The annual Men's Retreat sponsored by the Holy Name Society had a change in venue this year. Christ the King Seminary in East Aurora hosted 35 guests who learned about "The Blessed Mother and Her Apparitions" through talks and sharing.
The men who joined the retreat, held Aug. 26-28, heard from Father Paul Sabo, spiritual moderator for the Buffalo Diocesan Union of Holy Name Societies, and Father Peter Rowe, spiritual animator for the St. Catharines chapter, speak of their personal experiences visiting shrines where Mary has been said to have appeared.
"I wanted to share a little about apparitions in general. Why they are not necessarily part of our public requirement in terms of believing; we don't have to believe that they existed. They are private revelations. They really do help with the rejuvenation of our faith, I feel," said Father Rowe, who led the first half of the retreat.
He has been on several pilgrimages over the years and addressed his visits to Lourdes, France and Fatima, Portugal, mentioning the healings, both physical and spiritual, that pilgrims claim to have experienced at those sites.
"The healing happens to virtually everybody who visits there," he said. "There is the atmosphere, the reconciliation, the spiritual uplift that everybody gets. That's what I wanted to focus on."
Throughout his talks, Father Rowe focused on the message of mercy, light and peace that comes through when communing with saints.
"I wanted to do this because everybody asks questions in this day and age about the meaning of suffering, meaning of violence in our world. What's it all about? They ask questions about the global situation. Is there meaning in the global events going on? Does Mary have something to say about that?" he said.
Along with the talks, the retreats offer fellowship and camaraderie for the participants, who mostly come from Holy Name Societies. In the past few years, the members from the St. Catharines Diocese have been invited to come and be part of the retreat, which began over 20 years ago.
"I've been going to the men's retreat now since about 1995 actually," said Karl Spencer from Infant of Prague Parish in Cheektowaga. "I do it every year as a way of spiritual renewal, kind of reflect on my life, an annual life review. I've kept coming back because it helps me to keep my spiritual focus."
Work, family responsibilities and his involvement in his community can distract him from his spirituality, so he comes to the retreat to reconnect with his faith and make it a bit stronger.
"Sometimes it's just all my activities seem to pull me away from my spiritual foundation. I need this to reevaluate it and renew it," he said.
Spencer likes the retreat so much that this year he brought his father with him as a way of completing the circle of faith formation.
"It's a way for him and I to reconnect. He raised me and helped teach me my faith. This is sort of like a little tribute to him, to bring him here and give him a chance to renew his faith," Spencer said.
For others, it's a time to relax and get away from the noise of everyday life and make prayer a main concern.

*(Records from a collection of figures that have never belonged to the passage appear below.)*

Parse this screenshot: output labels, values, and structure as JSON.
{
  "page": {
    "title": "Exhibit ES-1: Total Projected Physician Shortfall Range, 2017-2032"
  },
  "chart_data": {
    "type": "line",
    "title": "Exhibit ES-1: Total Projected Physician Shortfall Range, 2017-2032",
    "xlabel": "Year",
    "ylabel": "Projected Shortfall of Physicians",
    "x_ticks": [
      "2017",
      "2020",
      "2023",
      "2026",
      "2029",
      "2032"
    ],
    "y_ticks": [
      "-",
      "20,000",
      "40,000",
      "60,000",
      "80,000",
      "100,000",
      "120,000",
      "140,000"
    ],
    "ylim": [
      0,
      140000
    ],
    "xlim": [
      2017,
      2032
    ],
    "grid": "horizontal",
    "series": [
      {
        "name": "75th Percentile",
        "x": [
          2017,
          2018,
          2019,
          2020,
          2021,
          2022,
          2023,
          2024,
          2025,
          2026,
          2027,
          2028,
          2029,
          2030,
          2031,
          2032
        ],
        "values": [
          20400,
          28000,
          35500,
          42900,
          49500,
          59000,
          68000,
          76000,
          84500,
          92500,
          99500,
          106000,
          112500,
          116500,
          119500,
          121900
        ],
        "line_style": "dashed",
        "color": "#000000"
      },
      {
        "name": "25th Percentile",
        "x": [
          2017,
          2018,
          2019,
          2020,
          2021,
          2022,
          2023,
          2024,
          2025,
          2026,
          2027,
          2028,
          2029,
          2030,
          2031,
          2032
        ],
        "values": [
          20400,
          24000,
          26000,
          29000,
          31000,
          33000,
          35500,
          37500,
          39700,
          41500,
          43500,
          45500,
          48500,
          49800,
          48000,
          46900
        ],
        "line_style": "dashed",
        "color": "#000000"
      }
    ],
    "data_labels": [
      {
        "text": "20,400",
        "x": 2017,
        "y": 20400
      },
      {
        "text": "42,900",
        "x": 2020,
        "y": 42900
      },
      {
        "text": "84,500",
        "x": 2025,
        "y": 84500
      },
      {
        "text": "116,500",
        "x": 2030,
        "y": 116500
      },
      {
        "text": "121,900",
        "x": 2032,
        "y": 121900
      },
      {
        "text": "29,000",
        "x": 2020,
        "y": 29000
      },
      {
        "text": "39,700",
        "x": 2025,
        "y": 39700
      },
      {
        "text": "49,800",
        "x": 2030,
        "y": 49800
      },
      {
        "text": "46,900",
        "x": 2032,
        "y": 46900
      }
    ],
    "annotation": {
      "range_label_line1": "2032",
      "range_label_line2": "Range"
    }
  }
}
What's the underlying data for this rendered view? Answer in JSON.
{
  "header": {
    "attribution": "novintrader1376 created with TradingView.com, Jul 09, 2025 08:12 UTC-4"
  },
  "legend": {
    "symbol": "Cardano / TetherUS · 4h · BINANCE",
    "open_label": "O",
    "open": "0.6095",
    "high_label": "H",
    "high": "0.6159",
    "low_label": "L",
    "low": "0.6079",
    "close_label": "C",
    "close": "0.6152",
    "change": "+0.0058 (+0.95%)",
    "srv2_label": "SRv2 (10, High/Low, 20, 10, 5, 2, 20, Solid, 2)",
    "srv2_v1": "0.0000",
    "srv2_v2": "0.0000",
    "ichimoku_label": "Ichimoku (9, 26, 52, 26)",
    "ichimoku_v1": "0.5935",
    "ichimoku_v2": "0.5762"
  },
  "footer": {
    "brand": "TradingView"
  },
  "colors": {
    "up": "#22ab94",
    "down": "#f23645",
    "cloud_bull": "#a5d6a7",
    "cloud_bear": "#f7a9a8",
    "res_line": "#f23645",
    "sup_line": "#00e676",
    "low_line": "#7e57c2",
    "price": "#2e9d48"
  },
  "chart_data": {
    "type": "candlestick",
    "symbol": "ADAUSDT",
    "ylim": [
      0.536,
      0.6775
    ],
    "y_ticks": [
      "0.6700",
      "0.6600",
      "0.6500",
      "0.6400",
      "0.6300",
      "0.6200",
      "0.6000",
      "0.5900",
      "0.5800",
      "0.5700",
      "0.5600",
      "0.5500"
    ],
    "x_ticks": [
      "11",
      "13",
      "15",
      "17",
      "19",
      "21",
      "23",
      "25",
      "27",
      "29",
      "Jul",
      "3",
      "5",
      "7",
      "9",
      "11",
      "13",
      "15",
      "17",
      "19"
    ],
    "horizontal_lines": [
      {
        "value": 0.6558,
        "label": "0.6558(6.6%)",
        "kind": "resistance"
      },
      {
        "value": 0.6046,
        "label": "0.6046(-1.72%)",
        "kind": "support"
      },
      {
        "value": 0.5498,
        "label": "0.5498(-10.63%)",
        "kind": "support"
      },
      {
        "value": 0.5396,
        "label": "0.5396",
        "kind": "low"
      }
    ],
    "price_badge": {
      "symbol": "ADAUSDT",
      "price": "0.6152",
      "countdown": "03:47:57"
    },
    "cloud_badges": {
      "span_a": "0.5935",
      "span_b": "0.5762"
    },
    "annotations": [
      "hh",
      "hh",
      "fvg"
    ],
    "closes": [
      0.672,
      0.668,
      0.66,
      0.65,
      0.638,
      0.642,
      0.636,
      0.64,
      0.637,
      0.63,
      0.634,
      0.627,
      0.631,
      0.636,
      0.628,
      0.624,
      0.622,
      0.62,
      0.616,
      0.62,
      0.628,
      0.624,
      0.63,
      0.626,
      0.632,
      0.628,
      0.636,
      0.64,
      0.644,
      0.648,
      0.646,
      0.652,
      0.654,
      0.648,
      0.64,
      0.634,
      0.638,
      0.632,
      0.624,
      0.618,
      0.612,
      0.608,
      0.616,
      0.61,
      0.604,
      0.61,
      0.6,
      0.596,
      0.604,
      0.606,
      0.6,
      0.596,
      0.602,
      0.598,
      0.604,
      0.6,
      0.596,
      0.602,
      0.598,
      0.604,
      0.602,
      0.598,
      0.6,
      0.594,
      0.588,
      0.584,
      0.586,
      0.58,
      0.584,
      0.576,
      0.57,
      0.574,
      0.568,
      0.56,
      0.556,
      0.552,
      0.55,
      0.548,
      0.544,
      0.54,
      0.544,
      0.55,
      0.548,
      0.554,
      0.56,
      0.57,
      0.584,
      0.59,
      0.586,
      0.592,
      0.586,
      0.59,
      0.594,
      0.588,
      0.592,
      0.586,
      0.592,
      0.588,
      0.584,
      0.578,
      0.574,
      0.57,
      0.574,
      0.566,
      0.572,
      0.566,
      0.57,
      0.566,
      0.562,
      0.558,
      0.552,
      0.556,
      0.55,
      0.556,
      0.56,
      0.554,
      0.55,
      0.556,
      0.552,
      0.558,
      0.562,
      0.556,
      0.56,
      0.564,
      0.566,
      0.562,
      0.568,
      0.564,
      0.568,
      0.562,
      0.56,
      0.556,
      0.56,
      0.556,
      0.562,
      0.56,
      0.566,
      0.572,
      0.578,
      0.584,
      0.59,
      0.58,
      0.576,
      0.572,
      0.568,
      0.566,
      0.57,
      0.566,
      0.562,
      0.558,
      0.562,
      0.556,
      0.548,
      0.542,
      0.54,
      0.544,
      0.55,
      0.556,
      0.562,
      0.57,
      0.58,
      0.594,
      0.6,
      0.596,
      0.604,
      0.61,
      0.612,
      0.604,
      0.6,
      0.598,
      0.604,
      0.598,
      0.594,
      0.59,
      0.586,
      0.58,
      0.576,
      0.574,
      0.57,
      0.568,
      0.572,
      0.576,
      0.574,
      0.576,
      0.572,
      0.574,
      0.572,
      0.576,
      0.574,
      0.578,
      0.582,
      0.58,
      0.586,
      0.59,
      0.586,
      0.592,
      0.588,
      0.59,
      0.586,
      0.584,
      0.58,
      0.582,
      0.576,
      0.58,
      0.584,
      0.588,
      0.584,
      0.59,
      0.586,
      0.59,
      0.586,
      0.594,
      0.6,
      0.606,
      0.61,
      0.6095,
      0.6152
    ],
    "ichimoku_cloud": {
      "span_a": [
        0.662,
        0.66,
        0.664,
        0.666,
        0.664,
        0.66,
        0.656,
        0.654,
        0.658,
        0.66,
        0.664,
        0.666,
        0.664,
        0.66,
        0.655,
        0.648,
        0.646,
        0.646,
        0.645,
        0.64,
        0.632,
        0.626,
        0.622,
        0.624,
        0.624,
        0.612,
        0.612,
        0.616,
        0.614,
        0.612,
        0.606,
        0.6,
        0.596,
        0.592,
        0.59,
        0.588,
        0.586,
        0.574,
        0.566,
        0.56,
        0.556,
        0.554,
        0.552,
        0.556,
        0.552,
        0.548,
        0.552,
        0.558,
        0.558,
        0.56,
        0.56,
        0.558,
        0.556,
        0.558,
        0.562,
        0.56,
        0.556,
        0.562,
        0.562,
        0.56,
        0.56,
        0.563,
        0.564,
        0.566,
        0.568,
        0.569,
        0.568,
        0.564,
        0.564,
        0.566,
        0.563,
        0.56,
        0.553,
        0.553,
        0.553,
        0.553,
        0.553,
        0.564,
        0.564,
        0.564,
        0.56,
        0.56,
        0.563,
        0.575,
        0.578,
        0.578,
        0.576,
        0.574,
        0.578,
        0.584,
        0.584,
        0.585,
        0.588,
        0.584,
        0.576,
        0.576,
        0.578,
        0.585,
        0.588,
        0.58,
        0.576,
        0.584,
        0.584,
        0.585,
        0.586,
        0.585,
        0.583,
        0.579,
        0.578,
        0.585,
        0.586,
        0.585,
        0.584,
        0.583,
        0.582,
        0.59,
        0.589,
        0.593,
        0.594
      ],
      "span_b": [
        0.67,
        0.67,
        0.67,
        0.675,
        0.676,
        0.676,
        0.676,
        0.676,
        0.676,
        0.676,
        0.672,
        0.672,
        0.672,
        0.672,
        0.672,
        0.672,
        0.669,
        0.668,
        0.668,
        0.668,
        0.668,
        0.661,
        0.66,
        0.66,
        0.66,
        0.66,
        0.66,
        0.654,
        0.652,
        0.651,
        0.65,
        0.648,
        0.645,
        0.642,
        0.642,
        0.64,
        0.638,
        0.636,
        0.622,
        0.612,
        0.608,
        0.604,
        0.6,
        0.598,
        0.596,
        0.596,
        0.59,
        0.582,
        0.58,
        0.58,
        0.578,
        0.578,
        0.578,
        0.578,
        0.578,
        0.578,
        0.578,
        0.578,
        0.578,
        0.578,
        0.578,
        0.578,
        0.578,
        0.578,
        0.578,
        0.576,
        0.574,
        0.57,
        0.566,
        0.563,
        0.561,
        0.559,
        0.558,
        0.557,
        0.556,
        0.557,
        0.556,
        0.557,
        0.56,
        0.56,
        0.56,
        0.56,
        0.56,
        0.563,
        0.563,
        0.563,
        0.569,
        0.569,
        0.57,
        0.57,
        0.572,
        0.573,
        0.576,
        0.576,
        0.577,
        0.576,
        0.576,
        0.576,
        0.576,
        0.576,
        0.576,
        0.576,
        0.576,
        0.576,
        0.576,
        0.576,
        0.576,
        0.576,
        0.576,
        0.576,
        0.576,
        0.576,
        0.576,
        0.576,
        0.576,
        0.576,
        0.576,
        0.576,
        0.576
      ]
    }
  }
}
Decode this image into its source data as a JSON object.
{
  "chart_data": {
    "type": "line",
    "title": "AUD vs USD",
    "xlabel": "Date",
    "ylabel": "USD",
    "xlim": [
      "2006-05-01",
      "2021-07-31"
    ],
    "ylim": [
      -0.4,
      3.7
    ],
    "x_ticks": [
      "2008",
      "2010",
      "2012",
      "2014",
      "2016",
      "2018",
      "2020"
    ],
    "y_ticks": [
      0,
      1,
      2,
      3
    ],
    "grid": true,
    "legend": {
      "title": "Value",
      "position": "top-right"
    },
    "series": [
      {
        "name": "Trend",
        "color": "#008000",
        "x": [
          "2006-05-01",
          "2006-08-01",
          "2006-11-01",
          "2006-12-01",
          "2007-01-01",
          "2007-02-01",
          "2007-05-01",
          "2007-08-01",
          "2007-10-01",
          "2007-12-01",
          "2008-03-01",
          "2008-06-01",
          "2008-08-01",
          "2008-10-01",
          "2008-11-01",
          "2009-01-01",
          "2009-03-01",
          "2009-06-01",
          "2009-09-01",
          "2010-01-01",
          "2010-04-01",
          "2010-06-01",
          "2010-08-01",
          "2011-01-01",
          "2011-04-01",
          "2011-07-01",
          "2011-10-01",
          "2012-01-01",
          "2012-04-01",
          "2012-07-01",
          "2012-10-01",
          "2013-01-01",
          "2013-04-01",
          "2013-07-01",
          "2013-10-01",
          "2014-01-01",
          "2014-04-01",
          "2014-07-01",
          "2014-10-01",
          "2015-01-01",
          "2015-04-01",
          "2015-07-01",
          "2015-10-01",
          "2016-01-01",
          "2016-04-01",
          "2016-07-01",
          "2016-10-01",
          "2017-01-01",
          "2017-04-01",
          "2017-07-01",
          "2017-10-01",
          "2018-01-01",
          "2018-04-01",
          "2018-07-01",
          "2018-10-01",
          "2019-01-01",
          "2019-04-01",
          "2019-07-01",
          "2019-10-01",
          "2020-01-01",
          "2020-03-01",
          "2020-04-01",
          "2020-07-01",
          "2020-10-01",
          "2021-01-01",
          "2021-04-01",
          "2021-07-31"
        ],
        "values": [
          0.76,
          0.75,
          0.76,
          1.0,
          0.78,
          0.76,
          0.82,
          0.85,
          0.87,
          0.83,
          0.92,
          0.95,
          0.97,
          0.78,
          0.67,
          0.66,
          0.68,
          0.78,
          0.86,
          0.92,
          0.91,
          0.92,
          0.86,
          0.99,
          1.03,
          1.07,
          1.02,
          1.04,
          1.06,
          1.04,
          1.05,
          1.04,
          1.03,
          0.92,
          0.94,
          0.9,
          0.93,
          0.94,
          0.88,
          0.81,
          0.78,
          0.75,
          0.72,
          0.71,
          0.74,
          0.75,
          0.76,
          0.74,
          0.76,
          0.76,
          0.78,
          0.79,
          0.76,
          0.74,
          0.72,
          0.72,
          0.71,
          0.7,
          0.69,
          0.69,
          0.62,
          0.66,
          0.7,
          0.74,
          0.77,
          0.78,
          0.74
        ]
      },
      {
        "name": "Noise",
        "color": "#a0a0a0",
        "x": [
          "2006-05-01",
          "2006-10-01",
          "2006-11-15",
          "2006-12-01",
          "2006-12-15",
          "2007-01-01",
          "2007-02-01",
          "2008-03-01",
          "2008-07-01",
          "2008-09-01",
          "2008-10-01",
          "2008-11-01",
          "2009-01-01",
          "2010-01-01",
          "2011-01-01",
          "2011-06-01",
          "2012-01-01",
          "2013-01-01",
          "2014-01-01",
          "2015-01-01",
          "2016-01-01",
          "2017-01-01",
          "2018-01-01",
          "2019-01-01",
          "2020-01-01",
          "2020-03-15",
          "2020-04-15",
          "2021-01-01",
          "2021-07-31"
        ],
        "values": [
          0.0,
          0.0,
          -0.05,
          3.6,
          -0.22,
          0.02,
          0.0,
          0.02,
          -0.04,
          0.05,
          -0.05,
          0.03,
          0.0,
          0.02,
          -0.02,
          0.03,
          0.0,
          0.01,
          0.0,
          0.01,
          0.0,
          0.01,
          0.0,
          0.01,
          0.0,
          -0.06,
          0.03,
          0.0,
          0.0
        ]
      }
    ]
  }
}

"What do they say? 'Stop the world and let me get off.' That's what it is for me. Take a few days away from everything. You don't hear a radio, you don't hear any bad news. While you're here, it's well worth it," said Cliff Saxer from Sacred Heart Parish, Bowmansville.
Raymond W. Zientara, director of the Diocesan Union of Holy Name Societies, heard participants mention that they were leaving the retreat with a better understanding of the Blessed Virgin and the Children of Fatima.
"The Fatima apparitions instructed us about the terrible gravity of the world situation and about the true causes of our evils, as well as teach us the means by which we must avoid the earthly and eternal punishments that await each of us."
This is the fifth retreat Zientara has attended, and already is planning next year's.
"Personally, I think that the men that attended left with somewhat more spirituality and a better understanding of the many events that occurred many, many, years ago and how they still affect our daily lives sometimes we just take everything for granted and never thing about those things," he said.